Briot lists a number of factors that limit creativity and I’d like to pull out some for special attention.
1. Fear of failure
Nobody likes to mess up. Librarians are good at finding what others have done successfully and tweaking it to suit their situation. It’s low risk and we know what the outcome is likely to be. Taking a risk to introduce something new can seem too much effort for low return and *gasp* what happens if it didn’t work?! It’s sometimes easiest to be the follower than the leader. There is little risk in that. Librarians are great at copying what other libraries do. But someone has to be the brave initiator.
2. Fear of moving outside the comfort zone
“you must be willing to take a risk to learn these things and to eventually enlarge your comfort zone and reach a higher level of experience, success and achievement. If you continue to stay within your current comfort zone you will remain at the level of experience, achievement and knowledge that you are currently at. To expand both your knowledge and your achievements, you must leave your comfort zone and take a risk.“
The thought of moving outside the comfort zone of what we’ve always done well is daunting. Yet it might not be because we lack talent or we can’t succeed but rather because we often lack the knowledge, a technique or the support to seek out these things. Having the “space” to play or experiment can mean the difference between stagnation and innovation. I make the assumption that people are interested in growing, learning and reaching a higher level of experience. Growth comes from allowing imagination to have free rein.
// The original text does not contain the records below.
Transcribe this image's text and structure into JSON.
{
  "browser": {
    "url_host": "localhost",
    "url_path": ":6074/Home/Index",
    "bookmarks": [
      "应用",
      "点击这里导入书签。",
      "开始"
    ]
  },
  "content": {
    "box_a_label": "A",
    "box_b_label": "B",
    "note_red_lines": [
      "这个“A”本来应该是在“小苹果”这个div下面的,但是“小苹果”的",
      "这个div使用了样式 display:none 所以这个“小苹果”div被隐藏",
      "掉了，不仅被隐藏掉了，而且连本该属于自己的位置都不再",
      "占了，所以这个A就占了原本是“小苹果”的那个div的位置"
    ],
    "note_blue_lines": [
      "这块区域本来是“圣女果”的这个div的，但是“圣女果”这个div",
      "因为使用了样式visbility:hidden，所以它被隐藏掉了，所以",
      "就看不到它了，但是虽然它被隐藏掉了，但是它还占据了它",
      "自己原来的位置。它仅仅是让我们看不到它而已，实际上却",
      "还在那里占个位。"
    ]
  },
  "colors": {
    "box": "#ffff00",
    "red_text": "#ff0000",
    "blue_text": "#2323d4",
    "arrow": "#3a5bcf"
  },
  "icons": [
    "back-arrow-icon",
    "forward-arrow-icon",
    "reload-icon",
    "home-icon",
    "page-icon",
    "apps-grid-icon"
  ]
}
3. Time – who has enough of it?
I have yet to meet a librarian who has plenty of “spare” time. Unlike Google, in our organisations we are rarely given time and space to work on projects outside of our core job description. But small pieces of time dedicated to learning something new can result in big projects.
Some of my learning opportunities have come from outside the library-oriented world where I’ve taken workshops offered by the staff development unit. Others have been through blog writers from higher education backgrounds. Even podcasts like the TED talks have been like attending a conference session for me.
4. Fear of critique
It seems that all creative endeavours will have their critics and it can be have a real dampening effect on any potential for imaginative solutions or growth within an organisation.
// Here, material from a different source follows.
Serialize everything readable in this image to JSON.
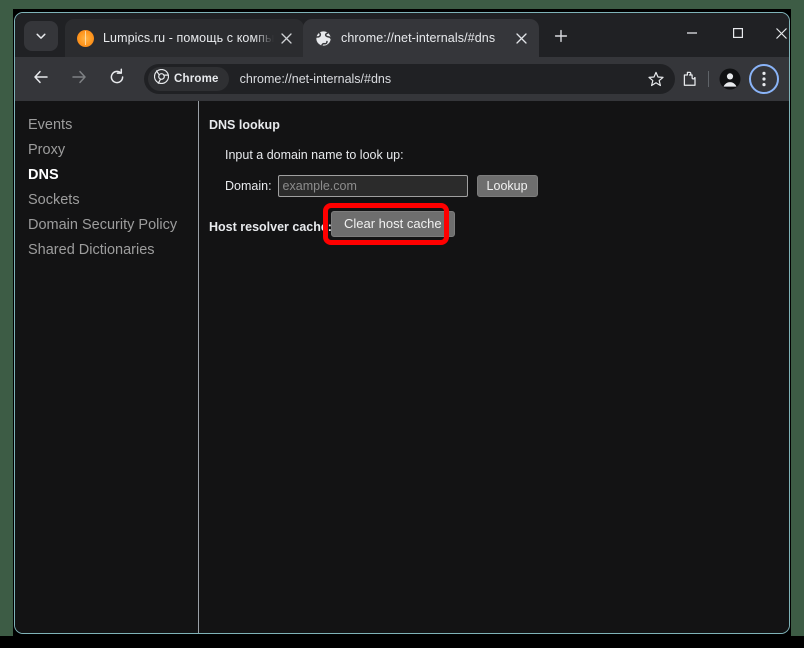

I confess I’m an experimenter and a messy creator. I like to try things out. If they flop I’m disappointed but I don’t see that there is anything inherently wrong about finding something didn’t work. Maybe it wasn’t the right time. Maybe it wasn’t the right product for the audience. Why cover it up and feel bad about it? It helps to have an environment where innovation is encouraged, where there the “one-chance-to-get-it-right” attitude is not ruling. I know some workplaces don’t have that luxury.
Does your workplace encourage creativity? If so, how? I’d be interested to know.